Il y a cinq ans s’achevait le Grand débat national. Déclenché en réponse au mouvement des Gilets jaunes, ce fut la première des trois grandes démarches participatives initiées par Emmanuel Macron. Elles ont toutes les trois souffert du même mal : le Président de la République n’est pas allé au bout de l’exercice. Conçue dans la continuité du Grand débat, la Convention citoyenne pour le climat, quoique saluée par les observateurs et les participants pendant la conduite de l’assemblée citoyenne, s’est achevée sur la désillusion d’une reprise très incomplète des propositions par le Gouvernement. Quant au Conseil national de la refondation voulu après la réélection en 2022, il a été lancé, décliné thématiquement, mais a disparu sans n’avoir jamais connu ni fil conducteur ni conclusion. Personne ne semble avoir jamais cru à ce dernier gadget ; la confiance était déjà émoussée. En revanche, le Grand débat national avait en son temps trouvé un écho inédit : deux millions de réponses à des questionnaires en ligne, plus de dix mille réunions publiques référencées, et surtout près de 20 000 cahiers de doléances ouverts dans les mairies de toute la France pour recueillir 200 000 de contributions libres manuscrites.
Quelques semaines – on peut le comprendre – n’avaient pas suffi à analyser un corpus aussi gigantesque et hétéroclite ; le Gouvernement avait alors eu tout loisir de ne retenir que ce qui ne contredisait pas sa ligne politique. Le scandale c’est que, cinq ans plus tard, nous en soyons restés à cette synthèse partielle et partiale. Aucune analyse approfondie de ces dizaines de milliers de contributions citoyennes n’a pu être réalisée. Ce n’est pas uniquement une question de moyens, comme le montre le documentaire d’Hélène Desplanques Les Doléances, que France Télévisions diffuse depuis quelques semaines. L’association « Rendez les doléances » créée en 2020 le dénonçait déjà : il y a bien, au sommet de l’État, une vision politique qui ne reconnaît pas de légitimité au « devoir de suite » et ne se sent pas tenue de rendre des comptes.

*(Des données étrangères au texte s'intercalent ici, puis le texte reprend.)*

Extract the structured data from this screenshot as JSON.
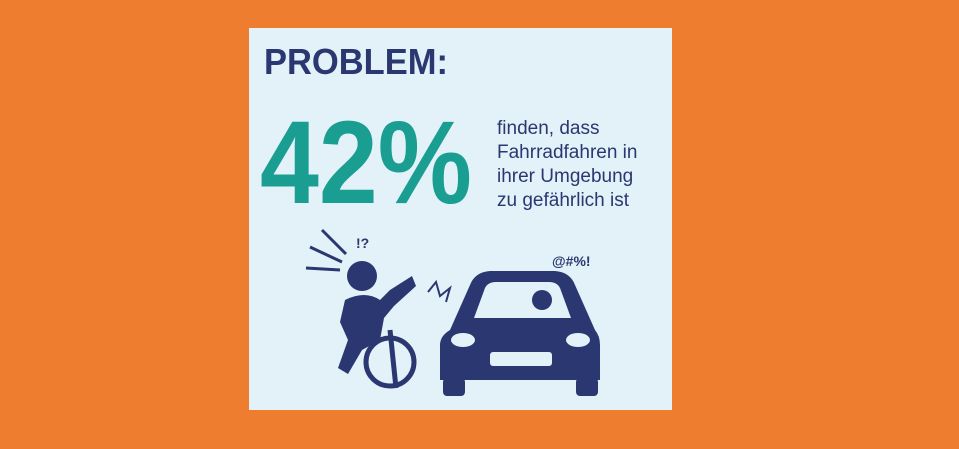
{
  "header": {
    "title": "PROBLEM:"
  },
  "stat": {
    "value": "42%",
    "lines": [
      "finden, dass",
      "Fahrradfahren in",
      "ihrer Umgebung",
      "zu gefährlich ist"
    ]
  },
  "illustration": {
    "cyclist_exclamation": "!?",
    "driver_curse": "@#%!"
  }
}
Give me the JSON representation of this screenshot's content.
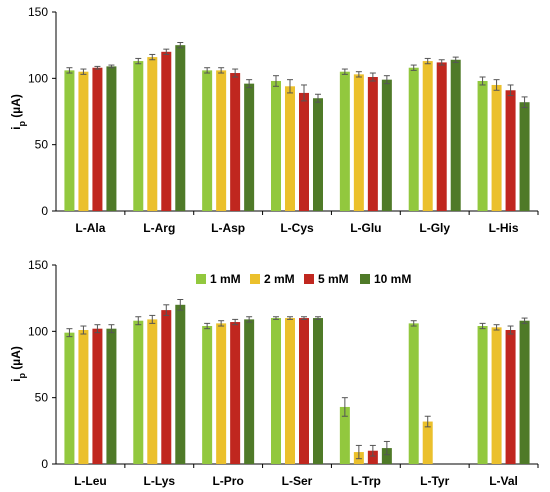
{
  "chart_data": [
    {
      "type": "bar",
      "ylabel": "i",
      "ylabel_sub": "p",
      "ylabel_unit": " (µA)",
      "ylim": [
        0,
        150
      ],
      "yticks": [
        0,
        50,
        100,
        150
      ],
      "categories": [
        "L-Ala",
        "L-Arg",
        "L-Asp",
        "L-Cys",
        "L-Glu",
        "L-Gly",
        "L-His"
      ],
      "series": [
        {
          "name": "1 mM",
          "color": "#92c83e",
          "values": [
            106,
            113,
            106,
            98,
            105,
            108,
            98
          ],
          "errors": [
            2,
            2,
            2,
            4,
            2,
            2,
            3
          ]
        },
        {
          "name": "2 mM",
          "color": "#ebc02c",
          "values": [
            105,
            116,
            106,
            94,
            103,
            113,
            95
          ],
          "errors": [
            2,
            2,
            2,
            5,
            2,
            2,
            4
          ]
        },
        {
          "name": "5 mM",
          "color": "#c0271f",
          "values": [
            108,
            120,
            104,
            89,
            101,
            112,
            91
          ],
          "errors": [
            1,
            2,
            3,
            6,
            3,
            2,
            4
          ]
        },
        {
          "name": "10 mM",
          "color": "#4f7a28",
          "values": [
            109,
            125,
            96,
            85,
            99,
            114,
            82
          ],
          "errors": [
            1,
            2,
            3,
            3,
            3,
            2,
            4
          ]
        }
      ],
      "legend": false
    },
    {
      "type": "bar",
      "ylabel": "i",
      "ylabel_sub": "p",
      "ylabel_unit": " (µA)",
      "ylim": [
        0,
        150
      ],
      "yticks": [
        0,
        50,
        100,
        150
      ],
      "categories": [
        "L-Leu",
        "L-Lys",
        "L-Pro",
        "L-Ser",
        "L-Trp",
        "L-Tyr",
        "L-Val"
      ],
      "series": [
        {
          "name": "1 mM",
          "color": "#92c83e",
          "values": [
            99,
            108,
            104,
            110,
            43,
            106,
            104
          ],
          "errors": [
            3,
            3,
            2,
            1,
            7,
            2,
            2
          ]
        },
        {
          "name": "2 mM",
          "color": "#ebc02c",
          "values": [
            101,
            109,
            106,
            110,
            9,
            32,
            103
          ],
          "errors": [
            3,
            3,
            2,
            1,
            5,
            4,
            2
          ]
        },
        {
          "name": "5 mM",
          "color": "#c0271f",
          "values": [
            102,
            116,
            107,
            110,
            10,
            0,
            101
          ],
          "errors": [
            3,
            4,
            2,
            1,
            4,
            0,
            3
          ]
        },
        {
          "name": "10 mM",
          "color": "#4f7a28",
          "values": [
            102,
            120,
            109,
            110,
            12,
            0,
            108
          ],
          "errors": [
            3,
            4,
            2,
            1,
            5,
            0,
            2
          ]
        }
      ],
      "legend": true,
      "legend_position": "top-center"
    }
  ]
}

Les cahiers de doléances sont conservés dans les archives départementales. Même les chercheurs n’obtiennent pas l’autorisation de tous les consulter. En parallèle, il a été exigé des prestataires missionnés sur la synthèse de 2019 de détruire les données à la fin de leur travail, plutôt que de les rendre publiques. À l’image de Fabrice Dalongeville, maire d’Auger-Saint-Vincent dans l’Oise et figure suivie par le documentaire, les organisateurs et participants aux débats se sentent trahis et envisagent désormais un recours en justice pour que l’on accède à ces doléances. Aux côtés de nombreux professionnels de la concertation publique, réunis notamment au sein de l’association Débatlab, je milite pour que soit créée une archive centralisée et ouverte de tous les débats publics, à commencer par les doléances du Grand débat national. Est-ce si important, alors que le Covid et la guerre sont intervenus entre-temps ? Je le pense : c’est en ne répondant pas à l’expression citoyenne pacifique, en ignorant le témoignage de la diversité des situations vécues et en ne respectant pas la parole donnée que l’on nourrit l’abstention et les votes de contestation. Passionnantes et souvent émouvantes, les quelques doléances lues dans le documentaire démontrent que la politique, sur la forme comme sur le fond, pourrait être bien différente de ce que l’on subit aujourd’hui.